2. Albert Camus (1913 - 1960)
Albert Camus merupakan sosok yang sejak usia muda sudah divonis mengidap penyakit tuberkulosis (TBC) sejak sekolah menengah atas (dalam pengantar penerjemah NH Dini untuk karya Camus, Sampar, Yayasan Obor Indonesia, 2013). Alhasil, bayang-bayang kematian sudah menghantuinya sejak dini. Kondisi seperti ini cocok untuk mengimajinasikan absurdnya dunia ini yang begitu tega mencoba merampas kehidupan dari orang yang masih belum mengecap nikmatnya hidup. Hal demikian paralel dengan tema pemikirannya tentang absurditas sebagaimana tercermin dalam buku nonfiksinya Mitesisifus (terjemahan Gramedia, 1999) atau dalam karya-karya fiksinya seperti The Stranger, The Fall, The Plague, dan lain sebagainya. The Plague, yang di Indonesia diterjemahkan dengan bagus sekali sebagai Sampar oleh sastrawan NH Dini, bisa jadi menggemakan refleksi Camus tentang penyakit fisiknya sendiri. Seakan menegaskan filsafatnya, akhir hidup Camus juga boleh dibilang absurd. Senantiasa dibayang-bayangi oleh penyakit paru yang sewaktu-waktu bisa menyergap ajalnya, Camus justru menemui akhir hayatnya dalam kecelakaan mobil acak pada 1960 dalam usia relatif muda, 47 tahun.

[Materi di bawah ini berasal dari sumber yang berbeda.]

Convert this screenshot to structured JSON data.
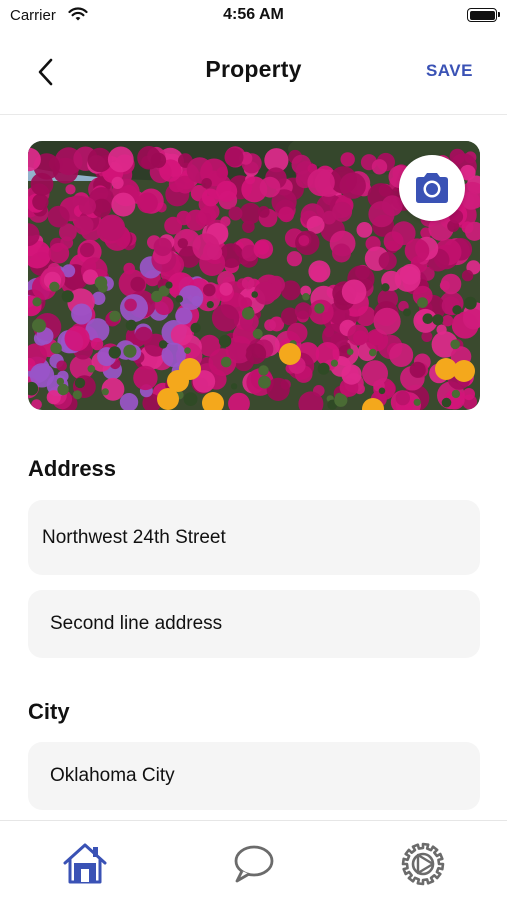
{
  "status_bar": {
    "carrier": "Carrier",
    "time": "4:56 AM"
  },
  "nav": {
    "title": "Property",
    "save_label": "SAVE",
    "back_icon": "chevron-left-icon"
  },
  "photo": {
    "description_icon": "camera-icon"
  },
  "address": {
    "label": "Address",
    "line1_value": "Northwest 24th Street",
    "line2_placeholder": "Second line address"
  },
  "city": {
    "label": "City",
    "value": "Oklahoma City"
  },
  "tabs": [
    {
      "icon": "home-icon",
      "active": true
    },
    {
      "icon": "chat-bubble-icon",
      "active": false
    },
    {
      "icon": "settings-icon",
      "active": false
    }
  ],
  "colors": {
    "accent": "#3a52b5",
    "field_bg": "#f5f5f5",
    "inactive_icon": "#6b6b6b"
  }
}
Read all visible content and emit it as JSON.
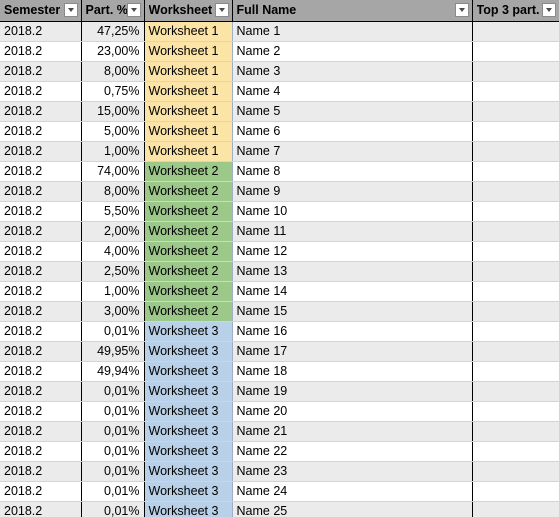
{
  "table": {
    "columns": [
      {
        "key": "semester",
        "label": "Semester",
        "filter": true,
        "align": "left"
      },
      {
        "key": "part",
        "label": "Part. %",
        "filter": true,
        "align": "right"
      },
      {
        "key": "worksheet",
        "label": "Worksheet",
        "filter": true,
        "align": "left"
      },
      {
        "key": "fullname",
        "label": "Full Name",
        "filter": true,
        "align": "left"
      },
      {
        "key": "top3",
        "label": "Top 3 part.",
        "filter": true,
        "align": "left"
      }
    ],
    "filter_icon": "chevron-down-icon",
    "header_background": "#a6a6a6",
    "band_colors": [
      "#ffffff",
      "#ebebeb"
    ],
    "worksheet_colors": {
      "Worksheet 1": "#fce4a6",
      "Worksheet 2": "#9cc98a",
      "Worksheet 3": "#b8d1e8"
    },
    "rows": [
      {
        "semester": "2018.2",
        "part": "47,25%",
        "worksheet": "Worksheet 1",
        "fullname": "Name 1",
        "top3": ""
      },
      {
        "semester": "2018.2",
        "part": "23,00%",
        "worksheet": "Worksheet 1",
        "fullname": "Name 2",
        "top3": ""
      },
      {
        "semester": "2018.2",
        "part": "8,00%",
        "worksheet": "Worksheet 1",
        "fullname": "Name 3",
        "top3": ""
      },
      {
        "semester": "2018.2",
        "part": "0,75%",
        "worksheet": "Worksheet 1",
        "fullname": "Name 4",
        "top3": ""
      },
      {
        "semester": "2018.2",
        "part": "15,00%",
        "worksheet": "Worksheet 1",
        "fullname": "Name 5",
        "top3": ""
      },
      {
        "semester": "2018.2",
        "part": "5,00%",
        "worksheet": "Worksheet 1",
        "fullname": "Name 6",
        "top3": ""
      },
      {
        "semester": "2018.2",
        "part": "1,00%",
        "worksheet": "Worksheet 1",
        "fullname": "Name 7",
        "top3": ""
      },
      {
        "semester": "2018.2",
        "part": "74,00%",
        "worksheet": "Worksheet 2",
        "fullname": "Name 8",
        "top3": ""
      },
      {
        "semester": "2018.2",
        "part": "8,00%",
        "worksheet": "Worksheet 2",
        "fullname": "Name 9",
        "top3": ""
      },
      {
        "semester": "2018.2",
        "part": "5,50%",
        "worksheet": "Worksheet 2",
        "fullname": "Name 10",
        "top3": ""
      },
      {
        "semester": "2018.2",
        "part": "2,00%",
        "worksheet": "Worksheet 2",
        "fullname": "Name 11",
        "top3": ""
      },
      {
        "semester": "2018.2",
        "part": "4,00%",
        "worksheet": "Worksheet 2",
        "fullname": "Name 12",
        "top3": ""
      },
      {
        "semester": "2018.2",
        "part": "2,50%",
        "worksheet": "Worksheet 2",
        "fullname": "Name 13",
        "top3": ""
      },
      {
        "semester": "2018.2",
        "part": "1,00%",
        "worksheet": "Worksheet 2",
        "fullname": "Name 14",
        "top3": ""
      },
      {
        "semester": "2018.2",
        "part": "3,00%",
        "worksheet": "Worksheet 2",
        "fullname": "Name 15",
        "top3": ""
      },
      {
        "semester": "2018.2",
        "part": "0,01%",
        "worksheet": "Worksheet 3",
        "fullname": "Name 16",
        "top3": ""
      },
      {
        "semester": "2018.2",
        "part": "49,95%",
        "worksheet": "Worksheet 3",
        "fullname": "Name 17",
        "top3": ""
      },
      {
        "semester": "2018.2",
        "part": "49,94%",
        "worksheet": "Worksheet 3",
        "fullname": "Name 18",
        "top3": ""
      },
      {
        "semester": "2018.2",
        "part": "0,01%",
        "worksheet": "Worksheet 3",
        "fullname": "Name 19",
        "top3": ""
      },
      {
        "semester": "2018.2",
        "part": "0,01%",
        "worksheet": "Worksheet 3",
        "fullname": "Name 20",
        "top3": ""
      },
      {
        "semester": "2018.2",
        "part": "0,01%",
        "worksheet": "Worksheet 3",
        "fullname": "Name 21",
        "top3": ""
      },
      {
        "semester": "2018.2",
        "part": "0,01%",
        "worksheet": "Worksheet 3",
        "fullname": "Name 22",
        "top3": ""
      },
      {
        "semester": "2018.2",
        "part": "0,01%",
        "worksheet": "Worksheet 3",
        "fullname": "Name 23",
        "top3": ""
      },
      {
        "semester": "2018.2",
        "part": "0,01%",
        "worksheet": "Worksheet 3",
        "fullname": "Name 24",
        "top3": ""
      },
      {
        "semester": "2018.2",
        "part": "0,01%",
        "worksheet": "Worksheet 3",
        "fullname": "Name 25",
        "top3": ""
      }
    ]
  }
}
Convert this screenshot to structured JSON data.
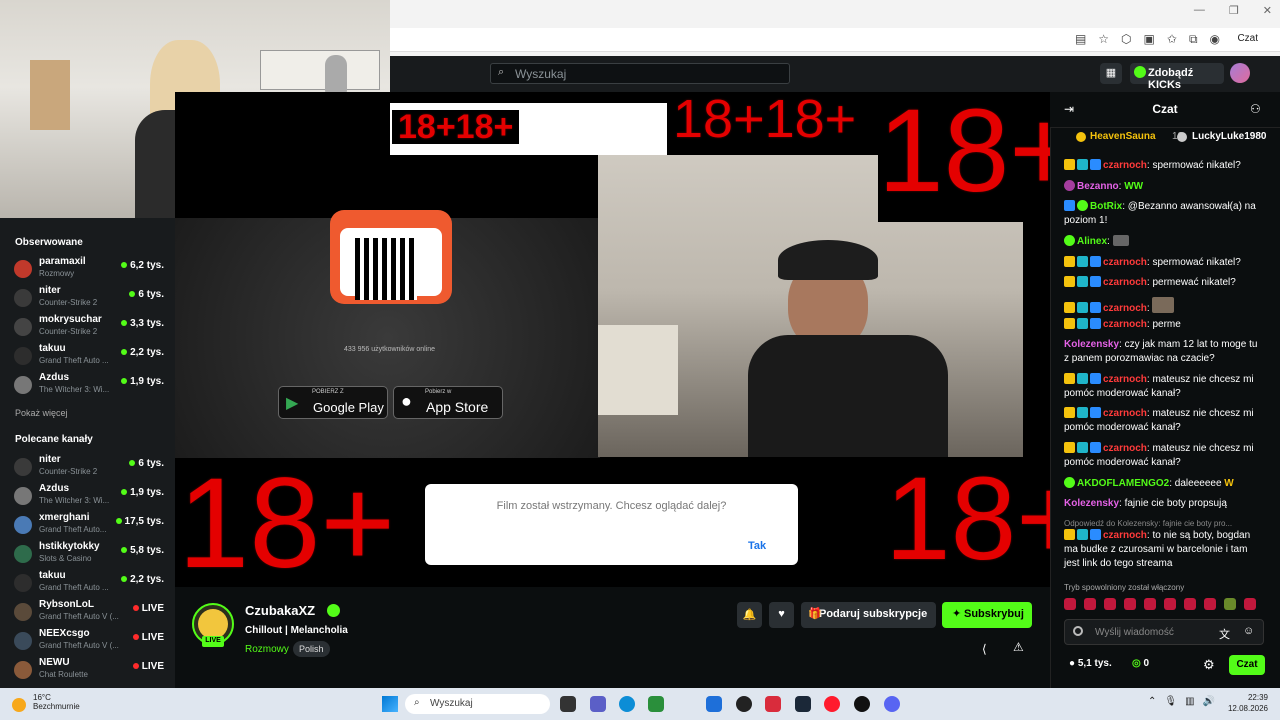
{
  "browser": {
    "tab_chat_label": "Czat"
  },
  "header": {
    "search_placeholder": "Wyszukaj",
    "kicks_label": "Zdobądź KICKs"
  },
  "sidebar": {
    "followed_title": "Obserwowane",
    "followed": [
      {
        "name": "paramaxil",
        "game": "Rozmowy",
        "viewers": "6,2 tys.",
        "color": "#c0392b"
      },
      {
        "name": "niter",
        "game": "Counter-Strike 2",
        "viewers": "6 tys.",
        "color": "#3a3a3a"
      },
      {
        "name": "mokrysuchar",
        "game": "Counter-Strike 2",
        "viewers": "3,3 tys.",
        "color": "#444"
      },
      {
        "name": "takuu",
        "game": "Grand Theft Auto ...",
        "viewers": "2,2 tys.",
        "color": "#2d2d2d"
      },
      {
        "name": "Azdus",
        "game": "The Witcher 3: Wi...",
        "viewers": "1,9 tys.",
        "color": "#777"
      }
    ],
    "show_more": "Pokaż więcej",
    "recommended_title": "Polecane kanały",
    "recommended": [
      {
        "name": "niter",
        "game": "Counter-Strike 2",
        "viewers": "6 tys.",
        "color": "#3a3a3a"
      },
      {
        "name": "Azdus",
        "game": "The Witcher 3: Wi...",
        "viewers": "1,9 tys.",
        "color": "#777"
      },
      {
        "name": "xmerghani",
        "game": "Grand Theft Auto...",
        "viewers": "17,5 tys.",
        "color": "#4a7ab5"
      },
      {
        "name": "hstikkytokky",
        "game": "Slots & Casino",
        "viewers": "5,8 tys.",
        "color": "#2e6b4b"
      },
      {
        "name": "takuu",
        "game": "Grand Theft Auto ...",
        "viewers": "2,2 tys.",
        "color": "#2d2d2d"
      },
      {
        "name": "RybsonLoL",
        "game": "Grand Theft Auto V (...",
        "viewers": "LIVE",
        "color": "#5a4a3a"
      },
      {
        "name": "NEEXcsgo",
        "game": "Grand Theft Auto V (...",
        "viewers": "LIVE",
        "color": "#3a4a5a"
      },
      {
        "name": "NEWU",
        "game": "Chat Roulette",
        "viewers": "LIVE",
        "color": "#8a5a3a"
      }
    ]
  },
  "player": {
    "tag": "18+",
    "tag_double": "18+18+",
    "users_online": "433 956 użytkowników online",
    "gplay_small": "POBIERZ Z",
    "gplay": "Google Play",
    "appstore_small": "Pobierz w",
    "appstore": "App Store",
    "dialog_text": "Film został wstrzymany. Chcesz oglądać dalej?",
    "dialog_ok": "Tak"
  },
  "stream": {
    "name": "CzubakaXZ",
    "title": "Chillout | Melancholia",
    "category": "Rozmowy",
    "language": "Polish",
    "live": "LIVE",
    "gift_label": "Podaruj subskrypcje",
    "subscribe_label": "Subskrybuj"
  },
  "chat": {
    "title": "Czat",
    "pinned_user1": "HeavenSauna",
    "pinned_count1": "10",
    "pinned_user2": "LuckyLuke1980",
    "messages": [
      {
        "user": "czarnoch",
        "text": "spermować nikatel?",
        "color": "#ff3b3b"
      },
      {
        "user": "Bezanno",
        "text": "WW",
        "color": "#e462e6"
      },
      {
        "user": "BotRix",
        "text": "@Bezanno awansował(a) na poziom 1!",
        "color": "#53fc18"
      },
      {
        "user": "Alinex",
        "text": "",
        "color": "#53fc18"
      },
      {
        "user": "czarnoch",
        "text": "spermować nikatel?",
        "color": "#ff3b3b"
      },
      {
        "user": "czarnoch",
        "text": "permewać nikatel?",
        "color": "#ff3b3b"
      },
      {
        "user": "czarnoch",
        "text": "",
        "color": "#ff3b3b"
      },
      {
        "user": "czarnoch",
        "text": "perme",
        "color": "#ff3b3b"
      },
      {
        "user": "Kolezensky",
        "text": "czy jak mam 12 lat to moge tu z panem porozmawiac na czacie?",
        "color": "#e462e6"
      },
      {
        "user": "czarnoch",
        "text": "mateusz nie chcesz mi pomóc moderować kanał?",
        "color": "#ff3b3b"
      },
      {
        "user": "czarnoch",
        "text": "mateusz nie chcesz mi pomóc moderować kanał?",
        "color": "#ff3b3b"
      },
      {
        "user": "czarnoch",
        "text": "mateusz nie chcesz mi pomóc moderować kanał?",
        "color": "#ff3b3b"
      },
      {
        "user": "AKDOFLAMENGO2",
        "text": "daleeeeee",
        "color": "#53fc18"
      },
      {
        "user": "Kolezensky",
        "text": "fajnie cie boty propsują",
        "color": "#e462e6"
      },
      {
        "user": "czarnoch",
        "text": "to nie są boty, bogdan ma budke z czurosami w barcelonie i tam jest link do tego streama",
        "color": "#ff3b3b"
      }
    ],
    "reply_to": "Odpowiedź do Kolezensky: fajnie cie boty pro...",
    "slowmode": "Tryb spowolniony został włączony",
    "input_placeholder": "Wyślij wiadomość",
    "viewers": "5,1 tys.",
    "points": "0",
    "send_label": "Czat"
  },
  "taskbar": {
    "temp": "16°C",
    "weather": "Bezchmurnie",
    "search": "Wyszukaj",
    "time": "22:39",
    "date": "12.08.2026"
  },
  "colors": {
    "accent": "#53fc18",
    "warning_red": "#e40000"
  }
}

3. Friedrich Nietzsche (1844 - 1900)
Friedrich Nietzsche adalah filsuf besar dengan pemikiran nihilisme dan perlunya sosok overman yang bisa melampaui (overcome) dirinya sendiri dan menciptakan nilai-nilainya sendiri secara percaya diri berbekalkan mentalitas tuannya. Menurut Fuad Hassan dalam Berkenalan dengan Eksistensialisme, Pustaka Jaya, 1992), Nietzsche sebagai anak bungsu sejak kecil hidup dimanja, terutama oleh kakak perempuannya, dan sakit-sakitan sepanjang hidupnya. Nietzsche juga sosok perasa yang gampang tersentuh hatinya dan bisa menangis tersedu-sedu ketika, misalnya, melihat hewan dianiaya. Terlihat di sini pemikiran Nietzsche sedikit banyak merupakan proyeksi diri-yang-lain dari dirinya sendiri yang sakit-sakitan, sehingga dalam proyeksi itu Nietzsche membayangkan sosok manusia super luar biasa untuk mengkompensasi keringkihan diri sang pengarang.
Demikianlah tiga contoh adanya hubungan antara pemikiran filsafat seorang filsuf dengan latar belakang kehidupannya. Semoga ada sedikit manfaatnya. Insya Allah akan saya lanjutkan di lain waktu dan kesempatan dengan tokoh-tokoh lainnya.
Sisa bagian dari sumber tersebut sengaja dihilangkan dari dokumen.